Hippo Panto Provides Learning Insight

Space Architects’ Creative Reuse Team took time out from their current design work to admire a former project during the pre-Christmas season, with a revisit to Darlington Hippodrome. Taking a look around the building five years on from its milestone restoration project, the team recalled some of their concepts, discoveries and design decisions, and shared their experiences with the newer team members who were visiting the theatre for the first time.

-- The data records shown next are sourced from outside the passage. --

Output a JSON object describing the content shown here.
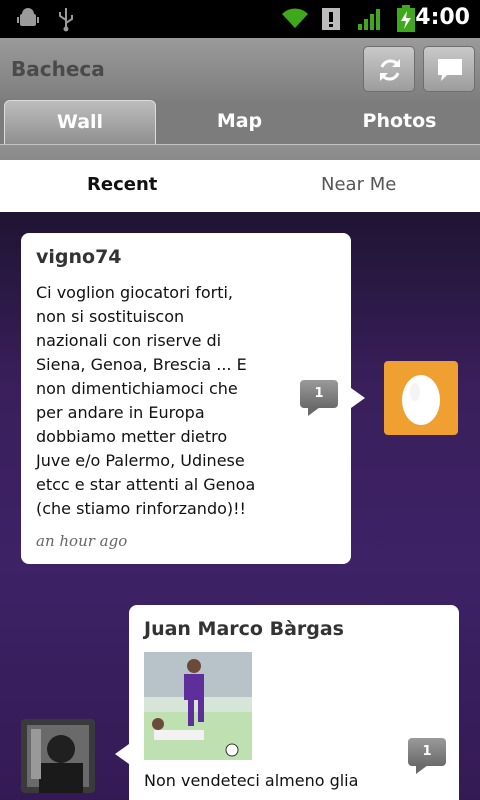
{
  "status_bar": {
    "time": "4:00",
    "icons": [
      "android-debug-icon",
      "usb-icon",
      "wifi-icon",
      "alert-icon",
      "signal-icon",
      "battery-charging-icon"
    ]
  },
  "app_bar": {
    "title": "Bacheca",
    "refresh_icon": "refresh-icon",
    "compose_icon": "comment-compose-icon"
  },
  "tabs": [
    {
      "label": "Wall",
      "active": true
    },
    {
      "label": "Map",
      "active": false
    },
    {
      "label": "Photos",
      "active": false
    }
  ],
  "subtabs": [
    {
      "label": "Recent",
      "active": true
    },
    {
      "label": "Near Me",
      "active": false
    }
  ],
  "posts": [
    {
      "author": "vigno74",
      "body_lines": [
        "Ci voglion giocatori forti,",
        "non si sostituiscon",
        "nazionali con riserve di",
        "Siena, Genoa, Brescia ... E",
        "non dimentichiamoci che",
        "per andare in Europa",
        "dobbiamo metter dietro",
        "Juve e/o Palermo, Udinese",
        "etcc e star attenti al Genoa",
        "(che stiamo rinforzando)!!"
      ],
      "time": "an hour ago",
      "comment_count": "1",
      "avatar_icon": "egg-avatar-icon",
      "avatar_color": "#f0a030"
    },
    {
      "author": "Juan Marco Bàrgas",
      "body_lines": [
        "Non vendeteci almeno glia"
      ],
      "comment_count": "1",
      "photo_icon": "football-photo"
    }
  ]
}
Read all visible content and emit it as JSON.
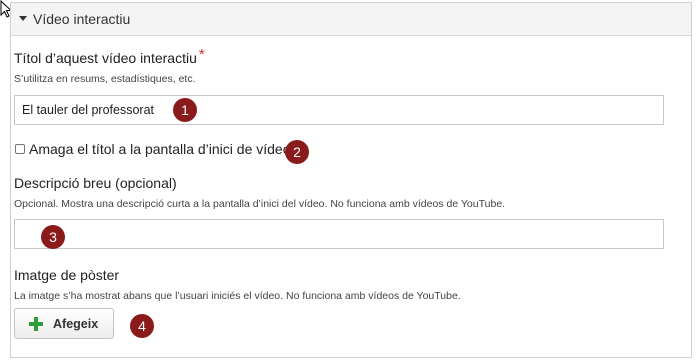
{
  "section": {
    "title": "Vídeo interactiu"
  },
  "title_field": {
    "label": "Títol d’aquest vídeo interactiu",
    "required_mark": "*",
    "description": "S’utilitza en resums, estadístiques, etc.",
    "value": "El tauler del professorat"
  },
  "hide_title": {
    "label": "Amaga el títol a la pantalla d’inici de vídeo",
    "checked": false
  },
  "short_description": {
    "label": "Descripció breu (opcional)",
    "description": "Opcional. Mostra una descripció curta a la pantalla d’inici del vídeo. No funciona amb vídeos de YouTube.",
    "value": ""
  },
  "poster": {
    "label": "Imatge de pòster",
    "description": "La imatge s’ha mostrat abans que l’usuari iniciés el vídeo. No funciona amb vídeos de YouTube.",
    "button_label": "Afegeix"
  },
  "callouts": [
    "1",
    "2",
    "3",
    "4"
  ],
  "colors": {
    "callout": "#8b1a1a",
    "required": "#c9302c",
    "add_icon": "#2e9e3a"
  },
  "icons": {
    "cursor": "arrow-cursor-icon",
    "section_toggle": "caret-down-icon",
    "add": "plus-icon"
  }
}
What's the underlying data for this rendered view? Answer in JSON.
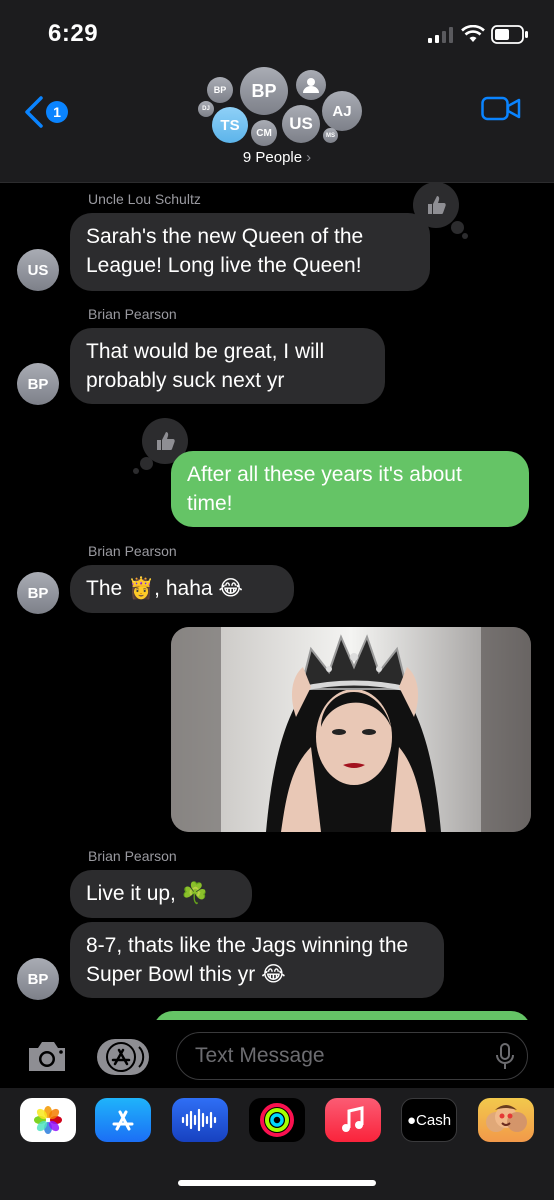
{
  "status": {
    "time": "6:29"
  },
  "header": {
    "back_badge": "1",
    "people_label": "9 People",
    "avatars": {
      "bp_small": "BP",
      "bp": "BP",
      "aj": "AJ",
      "dj": "DJ",
      "ts": "TS",
      "cm": "CM",
      "us": "US",
      "ms": "MS"
    }
  },
  "messages": [
    {
      "sender": "Uncle Lou Schultz",
      "avatar": "US",
      "text": "Sarah's the new Queen of the League! Long live the Queen!"
    },
    {
      "sender": "Brian Pearson",
      "avatar": "BP",
      "text": "That would be great, I will probably suck next yr"
    },
    {
      "sender": "",
      "text": "After all these years it's about time!"
    },
    {
      "sender": "Brian Pearson",
      "avatar": "BP",
      "text": "The 👸, haha 😂"
    },
    {
      "sender": "Brian Pearson",
      "text": "Live it up, ☘️"
    },
    {
      "avatar": "BP",
      "text": "8-7, thats like the Jags winning the Super Bowl this yr 😂"
    }
  ],
  "compose": {
    "placeholder": "Text Message"
  },
  "apps": {
    "cash_label": "Cash"
  },
  "colors": {
    "outgoing": "#65c466",
    "incoming": "#2c2c2e",
    "accent": "#0a84ff"
  }
}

Director, David Coundon and Darlington Borough Council Head of Heritage and Culture, Mike Crawshaw, planned the visit to coincide with a showing of the Pantomime Adventures of Peter Pan, providing the team with an opportunity to see the spaces in use. And the theatre was indeed in full swing, as it welcomed throngs of families, eager to see the show.

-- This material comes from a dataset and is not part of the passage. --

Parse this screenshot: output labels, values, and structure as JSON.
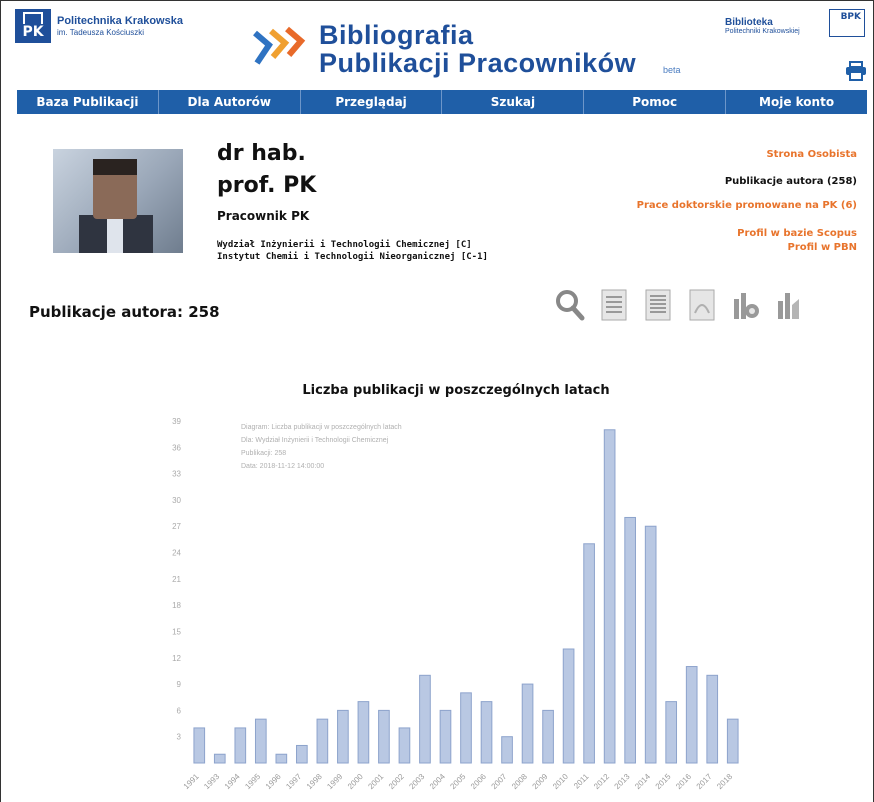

After enjoying a pre-show drink in one of the theatre’s many function spaces available for private hire – the Living Water Room - a room created by sensitively repurposing the former water tower, and featuring a wonderful arched window, vaulted ceiling and stunning wooden-beamed roof structure, the team headed into the grand auditorium. Completing a full house, the team settled into their seats to watch the heroes and villains in their festive finery, entertain the masses. In true panto style, the show delivered a visual spectacular of high-energy dancing, vibrant stage sets and dazzling costumes and a cacophony of laughter and sing-alongs. One of the benefits of the redeveloped theatre and its extended backstage, dressing and rehearsal facilities, has been its renewed ability to draw headline acts and productions. This was evident in the show’s most colourful character, arguably one of the most well-known modern-day pantomime performers, Christopher Biggins, who starred as the pantomime dame, in his first return to the Hippodrome since his panto debut there in 1974.

Post show, with strains of songs including ‘In The Navy’ still ringing in their ears, the team was treated to a unique viewing of the now empty auditorium by Natalie Collins, the Hippodrome’s hospitable and knowledgeable House Manager. David, along with colleagues, Grant Bramwell, Carinna Gebhard and Phil Lloyd, who were all involved in the theatre’s redevelopment, used the visit as a knowledge-sharing session. They took the opportunity to explain some of the carefully designed features, such as the splendid, ornate ceiling design which was painstakingly restored with gold leaf, and the wonderfully recreated sunburner, to some of their newer team colleagues.

The mini tour continued into some of the public circulation spaces, which prompted recollections of drawing up architectural details during the design stage and further discussion about the design choices, from the wall and floor finishes, including new carpets and restored heritage tiles in the former entrance lobby - both featuring the original Hippodrome logo, to more modern features like the atrium’s structural steel frame and access hatches cleverly integrated into the ceiling in the John Wade lounge.

During the quiet, closing moments of the visit, when all the theatregoers had departed, the team was able to appreciate just how well-cared for the spaces are, even with the huge volume of people that use the spaces daily, with colleagues commenting how the theatre looks as new as it did the day it reopened as the Hippodrome, back in 2017.

Space Associate Grant commented,“It’s not often we get to experience the buildings we design as ‘customers’, but when we do, it’s rewarding to see them working as intended and even more so when they’re clearly loved by those who use them!”

It’s safe to say that they’ll most certainly be returning for further visits to the Hippodrome and, who knows, perhaps a trip to the panto may become an annual outing, after all they so thoroughly enjoyed it… oh, yes they did!